O'Neill's Elementary Differential Geometry, in problem 3.4.5, asks the student to prove that isometries preserve covariant derivatives. Before solving the problem in general, I decided to work through the case where the isometry is a simple inversion: $F(p)=-p$, using a couple of simple vector fields: $V(p)=(x,y,z)$ and $W(p)=(x^2,0,0)$. I was surprised to find that the covariant derivative changes sign and is not preserved. Have I made an error? Here is the statement of the problem:

Let F be an isometry of $R^3$.
For each vector field V let $\bar{V}$ be the vector field such that
$F^*(V(p))=\overline{V}(F(p))$ for all p.
Show $\overline{\nabla_{V} W}=\nabla_{\overline{V}}\overline{W}$

The covariant derivative of W is defined as $\nabla_VW=W(p+tV)^\prime(0)$

The tangent map (derivative map) of F is defined as $F^*(v_p)=\frac{dF(p+tv)}{dt}|_{t=0}$

Here is my work:

$\nabla_V W=\nabla_{(x,y,z)}W=\frac{d(W((x,y,z)+t(x,y,z))}{dt}|_{t=0}=\frac{d((x+tx)^2,0,0)}{dt}=(2x^2,0,0)$
$\overline{\nabla_VW}(-p)=F^*((2x^2,0,0)_{x,y,z})=\frac{dF((x,y,z)+t(2x^2,0,0)}{dt}|_{t=0}= \frac{d(-x-2x^2t,0,0)}{dt}=(-2x^2,0,0)$

$q=-p$

$\overline{\nabla_VW}(q)=(-2x^2,0,0)$
$\overline{W}(-p)=F*((x^2,0,0)_{(x,y,z)}=\frac{dF((x,y,z)+t(x^2,0,0)}{dt}|_{t=0}=\frac{d(-x-tx^2,0,0)}{dt}=(-x^2,0,0)$
$\overline{W}(q)=(-x^2,0,0)$
$\overline{V}(-p)=F^*((x,y,z)_{x,y,z})=\frac{dF((x,y,z)+t(x,y,z))}{dt}|_{t=0}=\frac{d(-x-tx,-y-ty,-z-tz)}{dt} =(-x,-y,-z)$
$\overline{V}(q)=(-x,-y,-z)$

$\nabla_{\overline{V}}\overline{W}(q)=\nabla_{(-x,-y,-z)} (-x^2,0,0)=\frac{d(-(x-tx)^2,0,0)}{dt}=(2x^2,0,0) \neq \overline{\nabla_{V} W}$

 

[stevendaryl]

It seems to me that you have: (letting $\mathcal{P}$ be the point with coordinates $(x,y,z)$ and $\overline{\mathcal{P}}$ be $(-x,-y,-z)$.

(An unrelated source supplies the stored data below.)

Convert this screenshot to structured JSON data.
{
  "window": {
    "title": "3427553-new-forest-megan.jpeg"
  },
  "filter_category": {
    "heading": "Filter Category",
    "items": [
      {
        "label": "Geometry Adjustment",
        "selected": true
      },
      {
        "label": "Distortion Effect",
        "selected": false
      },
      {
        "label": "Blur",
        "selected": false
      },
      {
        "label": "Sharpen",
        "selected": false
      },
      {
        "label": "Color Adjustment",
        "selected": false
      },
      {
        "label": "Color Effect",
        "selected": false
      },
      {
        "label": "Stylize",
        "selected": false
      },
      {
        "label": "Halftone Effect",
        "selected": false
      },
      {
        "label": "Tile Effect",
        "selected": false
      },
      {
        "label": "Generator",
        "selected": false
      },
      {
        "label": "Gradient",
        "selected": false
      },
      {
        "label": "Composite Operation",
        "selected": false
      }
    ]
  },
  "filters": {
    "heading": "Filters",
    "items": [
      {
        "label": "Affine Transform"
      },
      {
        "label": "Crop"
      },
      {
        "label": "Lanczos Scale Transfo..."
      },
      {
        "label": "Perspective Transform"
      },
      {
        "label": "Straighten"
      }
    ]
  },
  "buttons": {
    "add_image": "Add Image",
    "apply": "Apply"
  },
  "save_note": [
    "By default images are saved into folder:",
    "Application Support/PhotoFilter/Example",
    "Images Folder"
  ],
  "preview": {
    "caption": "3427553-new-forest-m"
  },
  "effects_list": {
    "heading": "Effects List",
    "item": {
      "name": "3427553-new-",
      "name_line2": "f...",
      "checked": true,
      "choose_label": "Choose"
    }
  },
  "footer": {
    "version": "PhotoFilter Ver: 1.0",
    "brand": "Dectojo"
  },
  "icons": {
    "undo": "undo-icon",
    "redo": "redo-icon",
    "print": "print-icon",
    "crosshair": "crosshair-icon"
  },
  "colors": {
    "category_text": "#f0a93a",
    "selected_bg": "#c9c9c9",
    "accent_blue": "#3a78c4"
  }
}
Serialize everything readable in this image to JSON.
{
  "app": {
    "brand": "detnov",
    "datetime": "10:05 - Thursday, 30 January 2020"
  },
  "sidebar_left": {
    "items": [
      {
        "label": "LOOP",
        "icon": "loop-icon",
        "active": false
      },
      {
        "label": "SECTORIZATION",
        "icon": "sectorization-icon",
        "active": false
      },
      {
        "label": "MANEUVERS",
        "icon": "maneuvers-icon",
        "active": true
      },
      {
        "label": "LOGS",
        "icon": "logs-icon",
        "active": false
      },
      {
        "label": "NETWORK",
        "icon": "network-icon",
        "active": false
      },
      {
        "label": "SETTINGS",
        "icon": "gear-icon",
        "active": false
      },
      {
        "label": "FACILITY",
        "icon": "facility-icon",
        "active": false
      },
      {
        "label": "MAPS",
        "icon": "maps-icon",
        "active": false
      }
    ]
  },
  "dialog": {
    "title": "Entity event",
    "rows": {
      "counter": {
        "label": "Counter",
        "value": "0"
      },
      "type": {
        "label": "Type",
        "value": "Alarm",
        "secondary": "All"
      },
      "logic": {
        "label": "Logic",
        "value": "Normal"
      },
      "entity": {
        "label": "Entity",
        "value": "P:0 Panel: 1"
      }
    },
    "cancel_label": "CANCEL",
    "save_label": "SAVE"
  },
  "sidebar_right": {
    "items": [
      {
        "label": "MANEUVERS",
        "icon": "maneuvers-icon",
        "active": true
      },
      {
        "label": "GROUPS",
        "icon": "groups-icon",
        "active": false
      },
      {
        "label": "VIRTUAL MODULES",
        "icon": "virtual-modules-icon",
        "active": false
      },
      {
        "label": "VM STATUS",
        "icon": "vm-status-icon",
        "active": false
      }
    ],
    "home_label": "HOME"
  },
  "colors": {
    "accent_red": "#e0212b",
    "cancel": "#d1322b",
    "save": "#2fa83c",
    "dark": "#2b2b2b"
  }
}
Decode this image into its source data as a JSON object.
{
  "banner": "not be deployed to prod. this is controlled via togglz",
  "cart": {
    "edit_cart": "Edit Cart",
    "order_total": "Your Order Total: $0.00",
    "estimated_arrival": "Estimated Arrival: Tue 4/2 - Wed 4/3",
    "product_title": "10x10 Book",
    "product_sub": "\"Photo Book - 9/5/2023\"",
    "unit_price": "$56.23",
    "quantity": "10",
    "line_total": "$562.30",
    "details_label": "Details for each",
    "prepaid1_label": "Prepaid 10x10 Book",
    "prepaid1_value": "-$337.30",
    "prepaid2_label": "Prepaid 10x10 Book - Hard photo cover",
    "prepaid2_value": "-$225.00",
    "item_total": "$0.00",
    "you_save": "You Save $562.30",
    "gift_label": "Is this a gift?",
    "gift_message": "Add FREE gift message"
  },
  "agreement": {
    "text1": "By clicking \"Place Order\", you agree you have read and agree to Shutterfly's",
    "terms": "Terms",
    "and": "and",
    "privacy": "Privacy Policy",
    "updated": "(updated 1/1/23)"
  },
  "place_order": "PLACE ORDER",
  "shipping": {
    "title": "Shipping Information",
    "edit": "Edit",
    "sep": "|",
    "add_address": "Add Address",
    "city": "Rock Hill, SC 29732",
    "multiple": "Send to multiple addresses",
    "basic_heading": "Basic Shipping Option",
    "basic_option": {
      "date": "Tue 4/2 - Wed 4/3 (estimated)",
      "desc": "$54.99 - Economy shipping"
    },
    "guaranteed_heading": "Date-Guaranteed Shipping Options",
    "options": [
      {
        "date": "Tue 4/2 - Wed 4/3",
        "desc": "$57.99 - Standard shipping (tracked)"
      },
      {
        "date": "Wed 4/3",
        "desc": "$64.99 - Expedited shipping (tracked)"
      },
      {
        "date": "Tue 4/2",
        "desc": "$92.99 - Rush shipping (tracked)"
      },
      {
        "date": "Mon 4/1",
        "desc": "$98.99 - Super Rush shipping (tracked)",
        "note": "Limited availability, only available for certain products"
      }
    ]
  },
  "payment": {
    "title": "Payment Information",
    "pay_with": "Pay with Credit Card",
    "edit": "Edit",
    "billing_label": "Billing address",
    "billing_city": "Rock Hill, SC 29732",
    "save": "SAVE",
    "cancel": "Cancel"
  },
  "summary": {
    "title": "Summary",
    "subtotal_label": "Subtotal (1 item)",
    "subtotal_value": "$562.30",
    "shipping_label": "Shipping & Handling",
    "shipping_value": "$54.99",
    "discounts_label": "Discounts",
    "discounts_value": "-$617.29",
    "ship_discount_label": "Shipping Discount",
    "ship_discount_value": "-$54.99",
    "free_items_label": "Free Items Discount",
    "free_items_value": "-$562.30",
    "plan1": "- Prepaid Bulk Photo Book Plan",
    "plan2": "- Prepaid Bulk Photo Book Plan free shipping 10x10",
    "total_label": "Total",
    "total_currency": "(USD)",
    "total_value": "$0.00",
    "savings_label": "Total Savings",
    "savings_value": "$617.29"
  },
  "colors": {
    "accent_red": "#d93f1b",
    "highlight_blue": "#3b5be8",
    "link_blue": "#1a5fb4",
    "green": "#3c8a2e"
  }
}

$\overline{W}(\overline{\mathcal{P}}) = - W(\mathcal{P})$
$\overline{W}(\overline{\mathcal{P}} + \lambda \overline{V}) = - W(\mathcal{P} + \lambda V)$
$\Delta \overline{W} = \overline{W}(\overline{\mathcal{P}} + \lambda \overline{V}) - \overline{W}(\overline{\mathcal{P}}) = - W(\mathcal{P} + \lambda V) - (- W(\mathcal{P})) = -\Delta W$

Roughly speaking, $\nabla_V W = lim_{\lambda \rightarrow 0} \Delta W$.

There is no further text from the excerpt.